The Concept Economy – Part 1 of 2

Last weekend I had the pleasure of attending one of the most interesting shows, among the many shows and conventions that come to Toronto: The One of a Kind Show. Hundreds of different purveyors and entrepreneurs from across North America gathered at the Exhibition Centre to sell their wares. Smoked salmon from B.C. on one end, beeswax candles at the other and everything in between that you could eat, wear, rub on your skin or festoon about your house.

My friend David is an aficionado of all things organic and godly, so we had a lot to explore, especially if it had anything to do with bees and honey (which are apparently cool right now, go figure). So as we made our way through the stalls and displays like honeybees in an orchard, we would occasionally stop at a vendor who ‘had something going on’ (something we could sense was special) and ask about the brand.

My favorite was Amanda, the gal from Winnipeg who owns Coal and Canary: a line of candles that are free from “phthalates” (don’t worry, I couldn’t spell or pronounce it either) and therefore emit cleaner smoke from the wick – keeping the air in your home clean for breathing. Hence, the “canary in a coal mine” reference. Her merchandise found its way into the swag bag for the Oscars a few years ago, and Cameron Diaz has since become a fan, frequently instagramming her Coal and Canary candles, whose memorable packaging looks like it came from a Parisian macaroon shop like La Durée.

Beyond the nice branding and packaging,  what Amanda had built into her brand were a handful of things that matter when it comes to creating a successful brand in her category, or perhaps any category:

1. A strong point of view

Amanda felt strongly that carcinogenic substances like phthalates, which are commonly found in a lot of commercial fragrances, let alone candles – are unnecessary and harmful.

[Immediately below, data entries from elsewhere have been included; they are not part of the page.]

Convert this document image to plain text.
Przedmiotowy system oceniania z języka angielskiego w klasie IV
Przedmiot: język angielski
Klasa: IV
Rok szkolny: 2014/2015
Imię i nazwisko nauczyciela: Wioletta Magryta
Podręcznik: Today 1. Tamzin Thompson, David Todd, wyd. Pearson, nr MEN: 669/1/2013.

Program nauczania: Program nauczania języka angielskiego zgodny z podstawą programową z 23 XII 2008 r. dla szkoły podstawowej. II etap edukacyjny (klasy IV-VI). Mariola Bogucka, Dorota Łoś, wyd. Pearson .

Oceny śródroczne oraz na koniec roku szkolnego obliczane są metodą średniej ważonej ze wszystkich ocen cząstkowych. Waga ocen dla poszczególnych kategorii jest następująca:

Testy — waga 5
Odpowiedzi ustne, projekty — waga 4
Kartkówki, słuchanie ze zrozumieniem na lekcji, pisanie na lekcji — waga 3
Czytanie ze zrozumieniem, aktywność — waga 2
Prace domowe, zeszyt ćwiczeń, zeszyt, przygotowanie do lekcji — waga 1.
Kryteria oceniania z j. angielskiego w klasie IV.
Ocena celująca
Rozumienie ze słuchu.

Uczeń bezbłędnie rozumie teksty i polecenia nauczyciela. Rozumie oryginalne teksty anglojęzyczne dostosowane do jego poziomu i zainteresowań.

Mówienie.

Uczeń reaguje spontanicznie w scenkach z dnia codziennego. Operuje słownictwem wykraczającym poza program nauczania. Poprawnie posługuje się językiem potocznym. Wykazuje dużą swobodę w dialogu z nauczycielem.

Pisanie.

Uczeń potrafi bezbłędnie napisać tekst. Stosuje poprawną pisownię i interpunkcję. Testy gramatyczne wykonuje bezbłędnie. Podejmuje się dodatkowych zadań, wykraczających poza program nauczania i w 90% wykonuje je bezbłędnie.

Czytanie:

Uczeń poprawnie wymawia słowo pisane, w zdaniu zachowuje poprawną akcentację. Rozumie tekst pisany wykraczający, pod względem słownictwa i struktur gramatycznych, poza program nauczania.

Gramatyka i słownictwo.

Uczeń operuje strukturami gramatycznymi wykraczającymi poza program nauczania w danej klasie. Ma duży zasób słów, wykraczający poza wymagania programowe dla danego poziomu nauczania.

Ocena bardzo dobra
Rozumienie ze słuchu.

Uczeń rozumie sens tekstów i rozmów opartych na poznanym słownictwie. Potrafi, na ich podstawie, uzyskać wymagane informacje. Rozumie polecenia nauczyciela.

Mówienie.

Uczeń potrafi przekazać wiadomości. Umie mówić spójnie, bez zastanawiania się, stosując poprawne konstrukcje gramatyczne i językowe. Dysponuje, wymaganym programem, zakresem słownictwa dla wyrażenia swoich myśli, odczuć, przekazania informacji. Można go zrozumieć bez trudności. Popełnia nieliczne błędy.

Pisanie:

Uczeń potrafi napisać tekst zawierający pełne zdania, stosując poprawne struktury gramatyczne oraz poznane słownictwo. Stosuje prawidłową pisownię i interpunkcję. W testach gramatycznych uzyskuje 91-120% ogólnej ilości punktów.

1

As well, she favors high quality soy wax that is well above what is traditionally found in the candles we currently use.

2. An origin story

I don’t know their whole story, but I did manage to hear that Amanda and her business partner Tom (graphic designer and visual artist, respectively) were bored with their day jobs and missed working with their hands and not just a computer mouse. They started making candles in her basement, and it grew from there. Everyone likes an underdog artist story.

3. A memorable product feature

Her candles do not have a traditional wick and instead sport one made of cedar that is conspicuously from the norm. This evidently ties back to the point of view of removing ingredients that pollute the air. I didn’t catch the science but I sure remember very clearly how unique the product looked.

4. People whose energy embodies the brand

Everything about both Amanda and the brand are high energy, vivid and, to use a classic mid-century word, vivacious. She was the embodiment of not only its values, but of its core energy as well. Whether this is delivered by the owner or by employees (as with baristas at Starbucks), the energy of a brand’s intentions and the energy of its people, must match. They need to sound like the same piece of music.

To put it another way, what the most interesting and alluring brands at the show all had in common was that they were concepts, and not just products. Sounds obvious, but I am continually surprised by how few companies, large or small, offer a true concept to the market. Products come and go, but concepts stick.

In the next post, we’ll explore the why and how of creating a conceptual brand, and how that’s the basis of our economy’s growth for the foreseeable future.

Interesting side note: the candle industry is worth $3.2 billion annually in the U.S. alone, and 7 out of 10 U.S candles actively purchase and use candles. That’s a big ball of wax, and Amanda is not stupid to have quit her job to start her company.